The Reverend Shawn Amos & The Brotherhood

The Reverend Shawn Amos & The Brotherhood

 The Reverend Shawn Amos’ swampy new album, “Blue Sky,” released under the moniker The Reverend Shawn Amos & The Brotherhood, is a collaboration between the Rev and some old friends: drummer Brady Blade (Buddy & Julie Miller, Indigo Girls), bassist Christopher Thomas (Norah Jones, Macy Gray), and longtime Rev guitarist Chris “Doctor” Roberts.

Friends of The Brotherhood are:

Piper Amos – voice

Sharlotte Gibson – voice

Kenya Hathaway – voice

Matt Hubbard – piano, Wurlitzer, Hammond

Ben Peeler – lap steel, pedal steel, dobro, mandolin

Album Produced by James Saez

Executive Producer Roy McClurg

Since 2018’s acclaimed, politically charged Breaks it Down, the Rev has been on the road nonstop. 2019 saw him alighting in Texas, where the South begins, the West ends, and something else is taking shape – a world away, geographically and culturally, from his native Los Angeles. Here, he gathered together the Brotherhood, creating a sense of home in his rootlessness. Blade, Thomas, and Roberts provide not only musical, but also spiritual and emotional support for embracing new territory, artistically and otherwise.

Unlike past Shawn Amos collaborations with Matthew Sweet and Solomon Burke, the Brotherhood is in it for the long haul. “Everybody feels pride of ownership,” the Rev says of Blue Sky.

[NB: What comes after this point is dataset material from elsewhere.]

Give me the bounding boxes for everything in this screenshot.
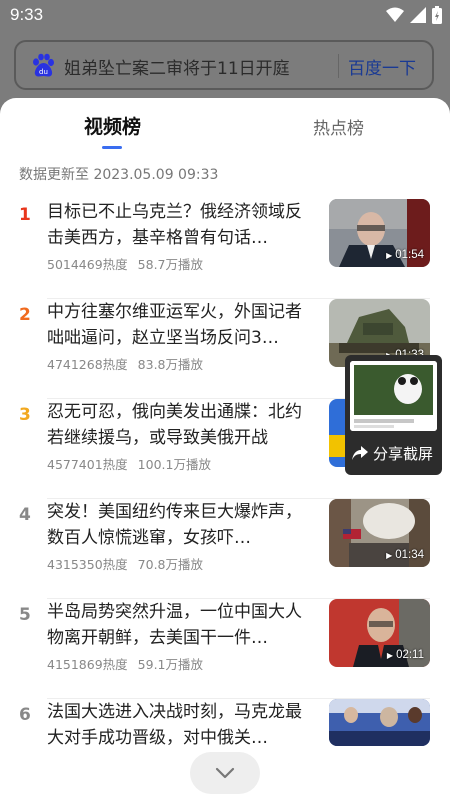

The band has already hit the road and will tour through 2020. “These songs are really special to Shawn,” says Brady Blade, who previously hosted the Rev’s debut album at his Shreveport studio, and laid down drums. “It’s up to us whether we’re ready to jump in and contribute 150%. If we’re not, it’s not a brotherhood.”

Clearly, from the barn-burning blues stomp of “Counting Down the Days” to the smoky R & B of “Albion Blues” to the rollicking “27 Dollars,” the Brotherhood is, indeed, down. The material showcases Shawn Amos’s songwriting like no previous Rev outing; here furious, there vulnerable; here gadabout and crazy, there forlorn and tender; all buoyed by musicians emboldening a beloved family member.   “When I first played blues,” the Rev says, “I had no interest in writing. I put up a firewall between the Rev and my Americana past.” Meaning his three Shawn Amos albums, lauded singer-songwriter offerings featuring Ray Parker, Jr., Solomon Burke, and the Jayhawks’ Mark Olson. “But I slowly got the bug again. This is the first time I’ve had the space to try to be more of a singer-songwriter within the confines of the blues.”

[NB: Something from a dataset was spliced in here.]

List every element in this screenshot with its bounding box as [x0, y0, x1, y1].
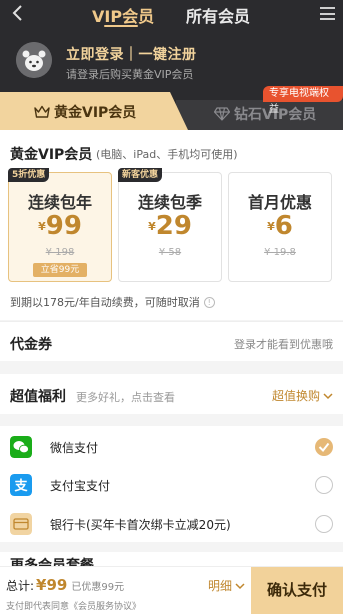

Brady Blade says, “Brotherhood, to me, means togetherness, being able to interact with each other in a more personal way because it’s not like ‘Oh, he’s my boss. I’m just the side guy.’ The Brotherhood, in this context with Shawn, helps drive the music. Because the tension must be there. Also, the happiness must be there. For all of us, the happiness has definitely come out on this record.”

Happiness due in part to a creative spirit fully immersed in the work, able to access and manifest the nitty-gritty because his brothers have his back. “My whole artistic life has been a process of: how do I get all of me to show up?” the Rev says. “I fought hard to be here, so I’m gonna make sure all of me shows up.”